1. Samsung 840 Evo in SATA Drive Bay.
2. Samsung 840 Pro on Apricorn Duo x2 PCIe Card
3. Samsung SM951 on Lycom PCIe adapter

View attachment 581522

View attachment 581523

View attachment 581524

My Machine - 5,1 Mac Pro.

Lou

Incredible speeds, thanks for posting.
Is this only of real use as the system drive...ie.. Would it be worth doubling up..One Sintech card for the system and another for the audio drive, or would I be just as well using using my 2 x 1TB 7200 rpm drives? I have never used RAID, maybe that's an option for them...
 
It also looks at the SATA bays before it goes to the PCIe slots looking for the StartUp Disk.
Lou

I disagree. First look is to PCI-E Slot 1 (graphics card). That's why you see a screen before you boot any system volume. Second is PCI-E slot 2 and so on. Then it looks to internal SATA ports.

You can see the order in System report:
order.png
 
Incredible speeds, thanks for posting.
Is this only of real use as the system drive...ie.. Would it be worth doubling up..One Sintech card for the system and another for the audio drive, or would I be just as well using using my 2 x 1TB 7200 rpm drives? I have never used RAID, maybe that's an option for them...
Maybe you need the cutting-edge speed, but I run a recording studio (Digital Performer) on a Mac just like yours (4,1>5,1 3.33 hex) that houses five older Intel Sandforce-based SSDs (three native SATA2 and two on a $11.00 ASM1061 SATA3 card), and the system flies! Loading projects is very quick with all project files, audio files and sample sets on SSD, the DAW is super responsive, and the system has been rock solid for well over three years.

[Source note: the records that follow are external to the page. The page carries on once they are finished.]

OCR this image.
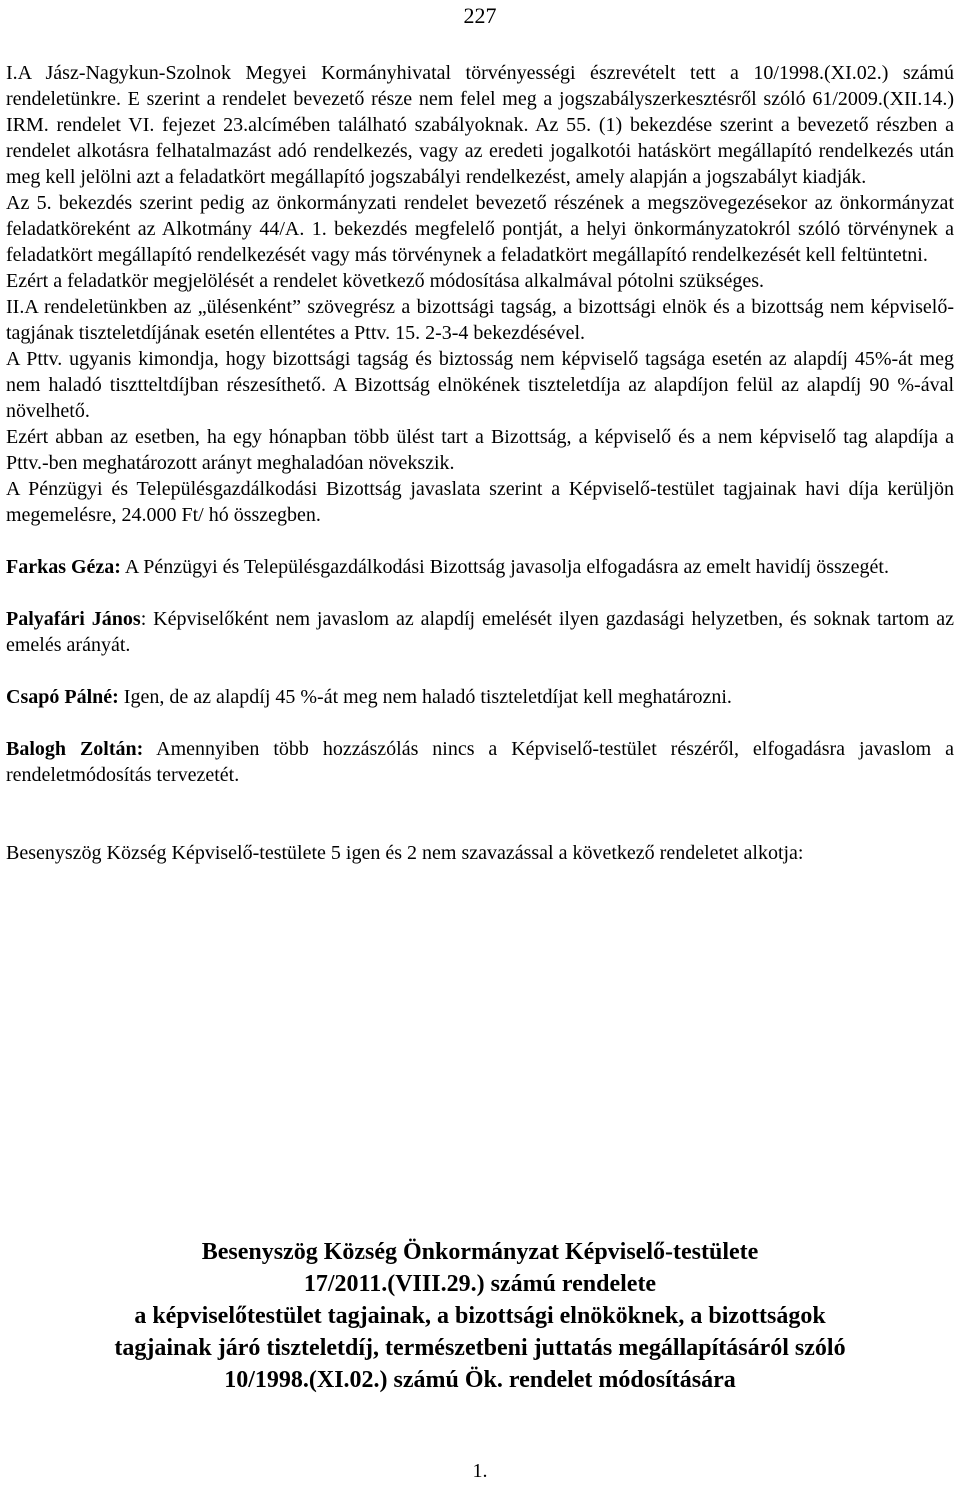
227

I.A Jász-Nagykun-Szolnok Megyei Kormányhivatal törvényességi észrevételt tett a 10/1998.(XI.02.) számú rendeletünkre. E szerint a rendelet bevezető része nem felel meg a jogszabályszerkesztésről szóló 61/2009.(XII.14.) IRM. rendelet VI. fejezet 23.alcímében található szabályoknak. Az 55. (1) bekezdése szerint a bevezető részben a rendelet alkotásra felhatalmazást adó rendelkezés, vagy az eredeti jogalkotói hatáskört megállapító rendelkezés után meg kell jelölni azt a feladatkört megállapító jogszabályi rendelkezést, amely alapján a jogszabályt kiadják.

Az 5. bekezdés szerint pedig az önkormányzati rendelet bevezető részének a megszövegezésekor az önkormányzat feladatköreként az Alkotmány 44/A. 1. bekezdés megfelelő pontját, a helyi önkormányzatokról szóló törvénynek a feladatkört megállapító rendelkezését vagy más törvénynek a feladatkört megállapító rendelkezését kell feltüntetni.

Ezért a feladatkör megjelölését a rendelet következő módosítása alkalmával pótolni szükséges.

II.A rendeletünkben az „ülésenként” szövegrész a bizottsági tagság, a bizottsági elnök és a bizottság nem képviselő-tagjának tiszteletdíjának esetén ellentétes a Pttv. 15. 2-3-4 bekezdésével.

A Pttv. ugyanis kimondja, hogy bizottsági tagság és biztosság nem képviselő tagsága esetén az alapdíj 45%-át meg nem haladó tisztteltdíjban részesíthető. A Bizottság elnökének tiszteletdíja az alapdíjon felül az alapdíj 90 %-ával növelhető.

Ezért abban az esetben, ha egy hónapban több ülést tart a Bizottság, a képviselő és a nem képviselő tag alapdíja a Pttv.-ben meghatározott arányt meghaladóan növekszik.

A Pénzügyi és Településgazdálkodási Bizottság javaslata szerint a Képviselő-testület tagjainak havi díja kerüljön megemelésre, 24.000 Ft/ hó összegben.

Farkas Géza: A Pénzügyi és Településgazdálkodási Bizottság javasolja elfogadásra az emelt havidíj összegét.

Palyafári János: Képviselőként nem javaslom az alapdíj emelését ilyen gazdasági helyzetben, és soknak tartom az emelés arányát.

Csapó Pálné: Igen, de az alapdíj 45 %-át meg nem haladó tiszteletdíjat kell meghatározni.

Balogh Zoltán: Amennyiben több hozzászólás nincs a Képviselő-testület részéről, elfogadásra javaslom a rendeletmódosítás tervezetét.

Besenyszög Község Képviselő-testülete 5 igen és 2 nem szavazással a következő rendeletet alkotja:

Besenyszög Község Önkormányzat Képviselő-testülete
17/2011.(VIII.29.) számú rendelete
a képviselőtestület tagjainak, a bizottsági elnököknek, a bizottságok
tagjainak járó tiszteletdíj, természetbeni juttatás megállapításáról szóló
10/1998.(XI.02.) számú Ök. rendelet módosítására
1.
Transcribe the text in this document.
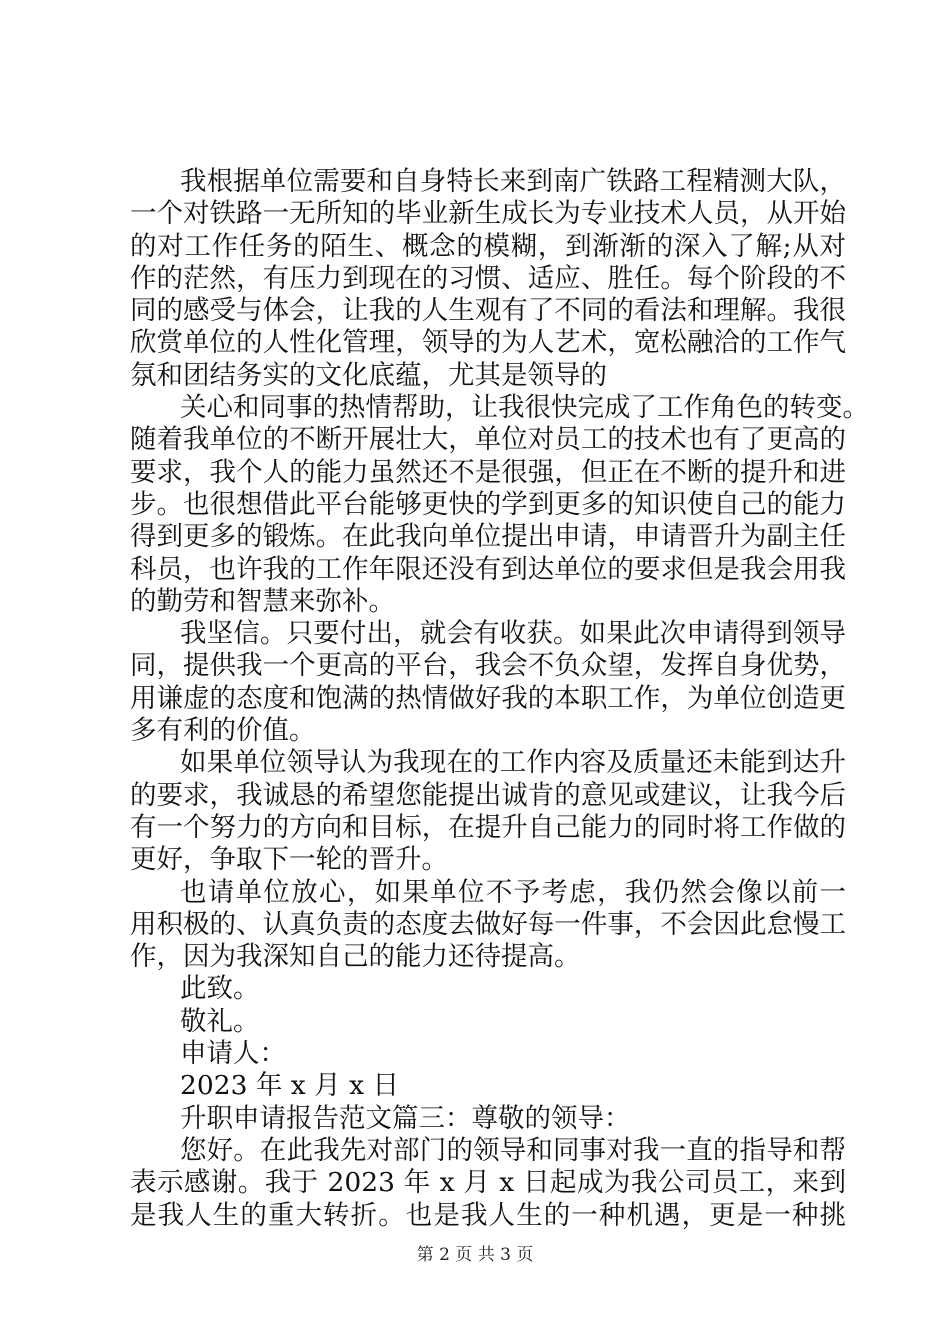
我根据单位需要和自身特长来到南广铁路工程精测大队，
一个对铁路一无所知的毕业新生成长为专业技术人员，从开始
的对工作任务的陌生、概念的模糊，到渐渐的深入了解;从对
作的茫然，有压力到现在的习惯、适应、胜任。每个阶段的不
同的感受与体会，让我的人生观有了不同的看法和理解。我很
欣赏单位的人性化管理，领导的为人艺术，宽松融洽的工作气
氛和团结务实的文化底蕴，尤其是领导的
关心和同事的热情帮助，让我很快完成了工作角色的转变。
随着我单位的不断开展壮大，单位对员工的技术也有了更高的
要求，我个人的能力虽然还不是很强，但正在不断的提升和进
步。也很想借此平台能够更快的学到更多的知识使自己的能力
得到更多的锻炼。在此我向单位提出申请，申请晋升为副主任
科员，也许我的工作年限还没有到达单位的要求但是我会用我
的勤劳和智慧来弥补。
我坚信。只要付出，就会有收获。如果此次申请得到领导
同，提供我一个更高的平台，我会不负众望，发挥自身优势，
用谦虚的态度和饱满的热情做好我的本职工作，为单位创造更
多有利的价值。
如果单位领导认为我现在的工作内容及质量还未能到达升
的要求，我诚恳的希望您能提出诚肯的意见或建议，让我今后
有一个努力的方向和目标，在提升自己能力的同时将工作做的
更好，争取下一轮的晋升。
也请单位放心，如果单位不予考虑，我仍然会像以前一
用积极的、认真负责的态度去做好每一件事，不会因此怠慢工
作，因为我深知自己的能力还待提高。
此致。
敬礼。
申请人：
2023 年 x 月 x 日
升职申请报告范文篇三：尊敬的领导：
您好。在此我先对部门的领导和同事对我一直的指导和帮
表示感谢。我于 2023 年 x 月 x 日起成为我公司员工，来到
是我人生的重大转折。也是我人生的一种机遇，更是一种挑
第 2 页 共 3 页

Regardless of what you go with, SAT2, 3 or PCIe, I think you're gonna' be quite pleased.
 
New Samsung 950 M.2 SSD that can max at 2.5 GB/s - it's NVMe though, would it not work in a Mac Pro like Intel's 750 didn't?
http://arstechnica.com/gadgets/2015...nvme-with-v-nand-for-eye-popping-performance/

Waste of time. The limit on PCIE 2 with x4 lanes is around 1450MB/s and if that bandwidth isn't going to be consumed in the first place then buying something faster is like a 50 year old guy with a middle age complex wasting money on a Porsche. Don't fall for these 'upgrade' traps.
 
I think it's very normal that extra hardware (PCIe card) will require more time to initialise (the time before the boot chime). Which has nothing to do with the SSD speed or RAM size.